Our objective was to determine whether the presence of motility in surgically obtained sperm samples improves fertilization and pregnancy rates for patients undergoing in vitro fertilization/intracytoplasmic sperm injection (IVF/ICSI). This was a retrospective study in a hospital-based infertility center. Sixty-seven couples with a diagnosis of azoospermia or severe oligozoospermia who had undergone a sperm retrieval procedure in conjunction with 100 IVF/ICSI cycles from 1995 to 2004 were evaluated. The impact of sperm motility on fertilization and clinical pregnancy rates was determined. The motile and nonmotile sperm groups differed in the number of mature oocytes retrieved (10.7 +/- 5.8 vs 13.4 +/- 6.0), but fertilization (56.7% vs 59.1%) and embryo cryopreservation rates (35.9% vs 39.3%) were statistically similar. Clinical pregnancy rates did not differ between the motile (38.5%) and nonmotile (31.2%) groups, nor did they differ between obstructive and nonobstructive patients (35.3% vs 26.7%). There was also no statistical difference in pregnancy rates between testicular and epididymal aspiration (35.3% vs 26.7%), although epididymal sperm were significantly more likely to be motile than testicular sperm (100% vs 39.3%, P < .0001). Epididymal aspiration is more likely to produce motile sperm than testicular sperm retrieval. The use of motile sperm from epididymal or testicular samples, however, does not appear to enhance fertilization or clinical pregnancy rates.

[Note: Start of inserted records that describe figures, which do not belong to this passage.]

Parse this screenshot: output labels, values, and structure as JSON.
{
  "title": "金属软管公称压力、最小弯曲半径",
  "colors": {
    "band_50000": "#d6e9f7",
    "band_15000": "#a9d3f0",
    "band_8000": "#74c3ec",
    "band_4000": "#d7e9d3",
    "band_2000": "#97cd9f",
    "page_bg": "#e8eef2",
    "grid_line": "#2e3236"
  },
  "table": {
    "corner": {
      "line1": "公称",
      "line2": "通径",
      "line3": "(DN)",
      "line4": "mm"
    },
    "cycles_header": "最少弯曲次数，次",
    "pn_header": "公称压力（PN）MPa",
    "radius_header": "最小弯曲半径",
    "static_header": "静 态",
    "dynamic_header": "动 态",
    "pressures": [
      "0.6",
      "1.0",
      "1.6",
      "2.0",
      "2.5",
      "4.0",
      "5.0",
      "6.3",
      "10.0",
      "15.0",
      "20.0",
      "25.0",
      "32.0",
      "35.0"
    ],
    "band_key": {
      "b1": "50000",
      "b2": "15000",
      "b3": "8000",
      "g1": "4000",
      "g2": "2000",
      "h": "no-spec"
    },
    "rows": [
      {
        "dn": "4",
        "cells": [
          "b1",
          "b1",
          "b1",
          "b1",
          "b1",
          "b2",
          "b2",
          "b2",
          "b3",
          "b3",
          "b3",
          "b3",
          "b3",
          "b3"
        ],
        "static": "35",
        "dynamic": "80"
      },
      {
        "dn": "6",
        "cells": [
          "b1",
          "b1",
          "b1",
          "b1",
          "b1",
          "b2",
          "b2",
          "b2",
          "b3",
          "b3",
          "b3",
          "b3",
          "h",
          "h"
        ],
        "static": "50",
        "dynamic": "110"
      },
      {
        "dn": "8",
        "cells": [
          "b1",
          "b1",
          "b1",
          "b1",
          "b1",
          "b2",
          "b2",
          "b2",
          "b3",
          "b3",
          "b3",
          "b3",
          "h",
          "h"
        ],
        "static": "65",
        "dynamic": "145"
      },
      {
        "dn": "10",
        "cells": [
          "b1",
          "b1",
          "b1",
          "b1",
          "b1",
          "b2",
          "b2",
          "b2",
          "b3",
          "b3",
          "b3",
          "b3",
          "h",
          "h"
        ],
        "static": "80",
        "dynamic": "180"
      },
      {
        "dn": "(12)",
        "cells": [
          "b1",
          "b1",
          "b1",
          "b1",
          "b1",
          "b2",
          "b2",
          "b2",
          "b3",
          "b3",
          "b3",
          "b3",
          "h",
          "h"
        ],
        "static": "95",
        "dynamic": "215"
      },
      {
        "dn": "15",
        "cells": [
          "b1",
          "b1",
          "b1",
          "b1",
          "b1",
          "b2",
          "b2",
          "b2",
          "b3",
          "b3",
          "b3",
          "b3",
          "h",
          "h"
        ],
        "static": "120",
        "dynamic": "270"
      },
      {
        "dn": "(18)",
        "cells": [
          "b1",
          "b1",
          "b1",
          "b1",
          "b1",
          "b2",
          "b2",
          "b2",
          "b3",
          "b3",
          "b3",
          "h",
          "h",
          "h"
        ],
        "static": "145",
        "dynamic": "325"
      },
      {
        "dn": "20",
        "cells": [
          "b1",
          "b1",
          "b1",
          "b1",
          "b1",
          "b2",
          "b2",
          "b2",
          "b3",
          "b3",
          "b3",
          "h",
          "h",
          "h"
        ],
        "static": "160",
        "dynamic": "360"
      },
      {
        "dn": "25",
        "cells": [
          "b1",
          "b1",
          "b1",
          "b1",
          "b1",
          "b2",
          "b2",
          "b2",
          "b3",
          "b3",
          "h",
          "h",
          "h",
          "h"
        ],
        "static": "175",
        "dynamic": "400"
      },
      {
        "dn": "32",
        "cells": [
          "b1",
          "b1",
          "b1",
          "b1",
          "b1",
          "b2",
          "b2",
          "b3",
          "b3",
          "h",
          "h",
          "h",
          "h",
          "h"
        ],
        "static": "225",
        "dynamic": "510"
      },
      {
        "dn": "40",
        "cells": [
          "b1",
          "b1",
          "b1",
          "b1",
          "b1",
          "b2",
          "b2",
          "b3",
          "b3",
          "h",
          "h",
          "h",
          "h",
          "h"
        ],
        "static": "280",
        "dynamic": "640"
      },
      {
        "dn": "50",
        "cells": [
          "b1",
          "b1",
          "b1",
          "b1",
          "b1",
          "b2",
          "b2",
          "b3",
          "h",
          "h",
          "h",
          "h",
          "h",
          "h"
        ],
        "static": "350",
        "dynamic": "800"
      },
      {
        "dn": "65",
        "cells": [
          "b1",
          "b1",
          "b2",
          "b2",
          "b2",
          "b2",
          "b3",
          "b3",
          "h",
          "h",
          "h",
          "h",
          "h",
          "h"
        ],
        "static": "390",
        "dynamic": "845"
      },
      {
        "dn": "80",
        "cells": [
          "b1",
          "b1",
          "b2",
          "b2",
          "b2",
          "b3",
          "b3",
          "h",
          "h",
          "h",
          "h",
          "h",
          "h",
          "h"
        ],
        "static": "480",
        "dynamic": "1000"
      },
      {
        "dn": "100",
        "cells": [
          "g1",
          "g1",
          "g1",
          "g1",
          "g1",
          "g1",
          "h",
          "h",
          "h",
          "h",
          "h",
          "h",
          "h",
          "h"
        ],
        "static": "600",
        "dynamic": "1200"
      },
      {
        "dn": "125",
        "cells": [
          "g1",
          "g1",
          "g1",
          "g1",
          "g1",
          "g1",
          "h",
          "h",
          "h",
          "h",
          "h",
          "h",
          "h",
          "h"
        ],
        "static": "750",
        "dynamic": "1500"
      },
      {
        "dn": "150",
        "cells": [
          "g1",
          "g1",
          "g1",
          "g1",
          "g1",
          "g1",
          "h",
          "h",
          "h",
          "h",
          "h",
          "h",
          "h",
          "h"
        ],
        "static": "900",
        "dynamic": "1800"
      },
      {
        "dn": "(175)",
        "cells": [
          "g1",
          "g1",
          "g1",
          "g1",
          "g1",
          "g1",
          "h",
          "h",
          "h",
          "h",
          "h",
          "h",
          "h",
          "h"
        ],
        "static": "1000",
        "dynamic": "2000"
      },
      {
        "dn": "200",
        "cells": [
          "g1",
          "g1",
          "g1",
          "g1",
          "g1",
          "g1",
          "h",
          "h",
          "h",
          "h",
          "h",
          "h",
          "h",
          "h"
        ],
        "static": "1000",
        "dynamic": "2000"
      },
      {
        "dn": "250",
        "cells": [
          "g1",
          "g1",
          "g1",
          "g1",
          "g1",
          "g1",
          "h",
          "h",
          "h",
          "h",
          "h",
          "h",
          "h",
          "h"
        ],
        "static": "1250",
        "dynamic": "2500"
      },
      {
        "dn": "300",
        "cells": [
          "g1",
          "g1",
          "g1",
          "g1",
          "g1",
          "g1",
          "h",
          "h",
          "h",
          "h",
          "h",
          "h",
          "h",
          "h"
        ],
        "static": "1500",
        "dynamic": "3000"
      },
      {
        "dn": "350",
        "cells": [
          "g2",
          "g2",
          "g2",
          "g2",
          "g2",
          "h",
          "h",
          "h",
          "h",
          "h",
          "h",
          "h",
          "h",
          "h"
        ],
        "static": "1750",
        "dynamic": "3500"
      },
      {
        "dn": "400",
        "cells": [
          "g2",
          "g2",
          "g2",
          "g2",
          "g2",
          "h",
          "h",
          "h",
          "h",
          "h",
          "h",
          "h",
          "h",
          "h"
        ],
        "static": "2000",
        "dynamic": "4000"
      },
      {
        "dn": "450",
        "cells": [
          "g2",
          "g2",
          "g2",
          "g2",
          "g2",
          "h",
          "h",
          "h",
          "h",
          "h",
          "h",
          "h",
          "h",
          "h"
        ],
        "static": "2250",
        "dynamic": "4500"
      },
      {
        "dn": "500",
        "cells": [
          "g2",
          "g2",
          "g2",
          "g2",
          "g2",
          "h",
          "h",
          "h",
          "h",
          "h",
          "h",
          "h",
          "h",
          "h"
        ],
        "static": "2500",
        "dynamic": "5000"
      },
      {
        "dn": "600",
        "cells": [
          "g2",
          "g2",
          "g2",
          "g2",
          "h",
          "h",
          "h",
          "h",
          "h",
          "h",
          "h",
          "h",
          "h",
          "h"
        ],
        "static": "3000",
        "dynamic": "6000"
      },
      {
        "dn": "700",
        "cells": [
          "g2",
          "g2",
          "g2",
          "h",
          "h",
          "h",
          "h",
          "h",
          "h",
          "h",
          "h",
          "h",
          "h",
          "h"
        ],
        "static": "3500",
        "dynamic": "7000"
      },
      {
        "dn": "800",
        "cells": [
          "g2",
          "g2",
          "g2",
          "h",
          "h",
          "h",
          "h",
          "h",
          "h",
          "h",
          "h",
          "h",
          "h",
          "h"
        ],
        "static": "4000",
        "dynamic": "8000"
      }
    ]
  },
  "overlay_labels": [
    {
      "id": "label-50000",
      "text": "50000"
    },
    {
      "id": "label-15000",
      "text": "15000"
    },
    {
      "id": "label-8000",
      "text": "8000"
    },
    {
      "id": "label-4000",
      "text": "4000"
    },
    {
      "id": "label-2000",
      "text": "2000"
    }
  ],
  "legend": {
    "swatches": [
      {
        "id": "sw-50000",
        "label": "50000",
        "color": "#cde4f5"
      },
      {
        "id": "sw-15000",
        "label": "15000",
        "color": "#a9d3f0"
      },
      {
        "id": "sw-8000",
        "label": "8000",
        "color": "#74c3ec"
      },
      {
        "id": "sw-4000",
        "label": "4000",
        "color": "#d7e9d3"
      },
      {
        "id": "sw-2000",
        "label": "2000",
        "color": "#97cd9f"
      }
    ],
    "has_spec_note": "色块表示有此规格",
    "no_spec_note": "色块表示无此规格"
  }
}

我们的目的是确定手术获取的精子样本中存在活力是否能提高接受体外受精/卵胞浆内单精子注射(IVF/ICSI)患者的受精率和妊娠率。这是一项在一家医院不孕症中心进行的回顾性研究。对1995年至2004年期间67对诊断为无精子症或严重少精子症且接受了精子提取程序并进行了100个IVF/ICSI周期的夫妇进行了评估。确定了精子活力对受精率和临床妊娠率的影响。有活力和无活力精子组在回收的成熟卵母细胞数量上有所不同(10.7±5.8对13.4±6.0),但受精率(56.7%对59.1%)和胚胎冷冻保存率(35.9%对39.3%)在统计学上相似。有活力组(38.5%)和无活力组(31.2%)的临床妊娠率没有差异,梗阻性和非梗阻性患者之间也没有差异(35.3%对26.7%)。睾丸抽吸和附睾抽吸的妊娠率也没有统计学差异(35.3%对26.7%),尽管附睾精子比睾丸精子更有可能具有活力(100%对39.3%,P<.0001)。附睾抽吸比睾丸精子提取更有可能产生有活力的精子。然而,使用来自附睾或睾丸样本的有活力精子似乎并不能提高受精率或临床妊娠率。